La perception des acteurs locaux à l’égard des enjeux et des défis socioéconomiques du comté de Restigouche

Le développement territorial durable

Il se dégage des propos recueillis par les acteurs que nous avons interviewés trois visions différentes du développement territorial durable. La première met l’accent sur le caractère holistique de ce concept. Les personnes interrogées le définissent comme un projet à la fois à court et à long terme regroupant les aspects social, économique et environnemental du développement. En ce sens, les acteurs rejoignent la définition du développement durable émise lors des travaux de la Commission mondiale sur l’environnement et le développement des Nations unies de 1987. Rappelons que cette commission définissait le développement durable comme « un développement qui répond aux besoins du présent sans compromettre la capacité des générations futures de répondre aux leurs » (WCED, 1987).

Une deuxième vision préconise une forme de développement qui prend davantage en compte les besoins humains. Ainsi, les acteurs prônent un développement axé sur le capital humain et l’épanouissement des individus. Cette définition du développement rejoint les travaux de Simard (2010, 2003).

Enfin, une troisième représentation du développement territorial durable est envisagée en termes économiques sur le long terme, comme le confirme la citation suivante : « Le développement durable doit être un développement industriel, commercial et touristique. Il regroupe les emplois et les infrastructures. Il se réfère surtout à la durabilité. » (Entrevue no 6). Cette représentation s’inscrit dans la ligne de pensée des travaux de Savoie (2013).

La moitié des acteurs croit que le développement territorial durable est appliqué au Restigouche. Par ailleurs, tous avaient des propos très nuancés à cet égard. Certains ont affirmé que le Restigouche a progressé sur ce plan au cours des dernières années. D’autres ont mentionné que les enjeux économiques, environnementaux et sociaux n’étaient pas toujours pris en compte dans les différents projets de développement. Deux acteurs, qui au début de l’entrevue exprimaient une vision plutôt économique du développement, ont même évoqué le fait que les actions des populations locales ne s’inscrivaient pas toujours dans le sens d’un développement territorial durable.

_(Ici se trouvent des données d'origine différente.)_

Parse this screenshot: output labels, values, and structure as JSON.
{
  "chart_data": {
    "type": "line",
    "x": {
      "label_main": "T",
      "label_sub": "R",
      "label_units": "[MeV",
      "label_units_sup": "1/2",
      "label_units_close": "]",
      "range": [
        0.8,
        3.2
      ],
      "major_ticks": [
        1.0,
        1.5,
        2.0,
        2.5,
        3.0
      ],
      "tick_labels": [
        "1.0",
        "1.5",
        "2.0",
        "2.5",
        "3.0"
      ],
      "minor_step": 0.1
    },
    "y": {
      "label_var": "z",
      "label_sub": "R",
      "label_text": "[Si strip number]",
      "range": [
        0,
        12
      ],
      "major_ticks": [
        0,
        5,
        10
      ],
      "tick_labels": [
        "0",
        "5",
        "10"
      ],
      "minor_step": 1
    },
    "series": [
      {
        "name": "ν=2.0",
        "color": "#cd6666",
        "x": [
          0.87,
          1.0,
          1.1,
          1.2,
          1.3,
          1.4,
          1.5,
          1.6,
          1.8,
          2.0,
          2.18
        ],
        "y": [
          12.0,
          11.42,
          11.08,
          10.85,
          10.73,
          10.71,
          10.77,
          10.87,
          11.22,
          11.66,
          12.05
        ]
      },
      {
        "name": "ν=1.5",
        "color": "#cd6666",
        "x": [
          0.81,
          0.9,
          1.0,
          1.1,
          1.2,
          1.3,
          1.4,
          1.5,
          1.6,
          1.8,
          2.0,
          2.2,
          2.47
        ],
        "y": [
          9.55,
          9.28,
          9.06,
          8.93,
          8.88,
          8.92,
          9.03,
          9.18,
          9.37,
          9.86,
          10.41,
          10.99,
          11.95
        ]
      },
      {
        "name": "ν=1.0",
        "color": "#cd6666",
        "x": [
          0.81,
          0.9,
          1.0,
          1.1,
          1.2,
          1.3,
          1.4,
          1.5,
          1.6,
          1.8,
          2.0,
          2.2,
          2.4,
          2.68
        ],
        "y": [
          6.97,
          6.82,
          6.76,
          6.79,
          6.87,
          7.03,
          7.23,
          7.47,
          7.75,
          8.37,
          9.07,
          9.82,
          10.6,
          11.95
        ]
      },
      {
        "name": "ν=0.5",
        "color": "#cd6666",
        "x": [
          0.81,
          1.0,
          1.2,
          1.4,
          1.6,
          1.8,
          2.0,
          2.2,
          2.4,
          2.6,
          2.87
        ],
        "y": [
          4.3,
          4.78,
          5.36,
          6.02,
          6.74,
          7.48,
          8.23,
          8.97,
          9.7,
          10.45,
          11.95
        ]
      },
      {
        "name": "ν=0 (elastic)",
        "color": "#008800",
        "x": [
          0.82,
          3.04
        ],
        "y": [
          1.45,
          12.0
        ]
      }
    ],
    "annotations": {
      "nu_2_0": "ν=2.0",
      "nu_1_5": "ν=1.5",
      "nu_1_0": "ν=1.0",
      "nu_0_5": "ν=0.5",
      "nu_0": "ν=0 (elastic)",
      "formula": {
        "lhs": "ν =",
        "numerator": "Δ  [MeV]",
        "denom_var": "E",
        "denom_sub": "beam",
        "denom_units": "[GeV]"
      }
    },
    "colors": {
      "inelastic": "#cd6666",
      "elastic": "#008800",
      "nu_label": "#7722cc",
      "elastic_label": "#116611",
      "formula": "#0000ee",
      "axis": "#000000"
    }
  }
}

Afin d’évaluer plus à fond la perception des répondants eu égard à ce même concept, ceux-ci ont été interrogés sur les processus sociaux favorisant l’émergence d’un développement territorial durable. Tous ont souligné que le développement devait partir de la base, c’est-à-dire du palier local. Il en découle une vision endogène et territorialisée du développement, ce qui démontre l’importance de la prise en main de ses destinées par les acteurs locaux. Cette assertion est corroborée par maints auteurs (Rochman et Tremblay, 2012 ; (Fontan, Klein, Saucier, Simard, Tremblay et Tremblay, 2011) ; Fontan et Klein, 2004). Le capital social est ressorti comme un élément crucial pour les acteurs socioéconomiques du Restigouche (Tremblay et al., 2009). On mentionne que les projets doivent être ancrés localement de façon à ce que chacun des citoyens puisse s’approprier les leviers du développement. Dans la même veine, un intervenant a même affirmé que le citoyen représentait un acteur-clé dans la mise en oeuvre du développement territorial durable, en référence à une forme de leadership local (Klein et Champagne, 2011). Ainsi, le développement passerait par le respect d’une certaine éthique et d’une harmonisation avec le milieu. On souligne aussi l’importance que peuvent occuper les différents paliers gouvernementaux comme partenaires du développement local particulièrement en milieu rural (Dugas, 1996). « Le développement durable passe d’abord par le citoyen et ensuite par la localité. Les gouvernements doivent le diriger de façon à favoriser l’économie locale » (Entrevue no 5), souligne un répondant.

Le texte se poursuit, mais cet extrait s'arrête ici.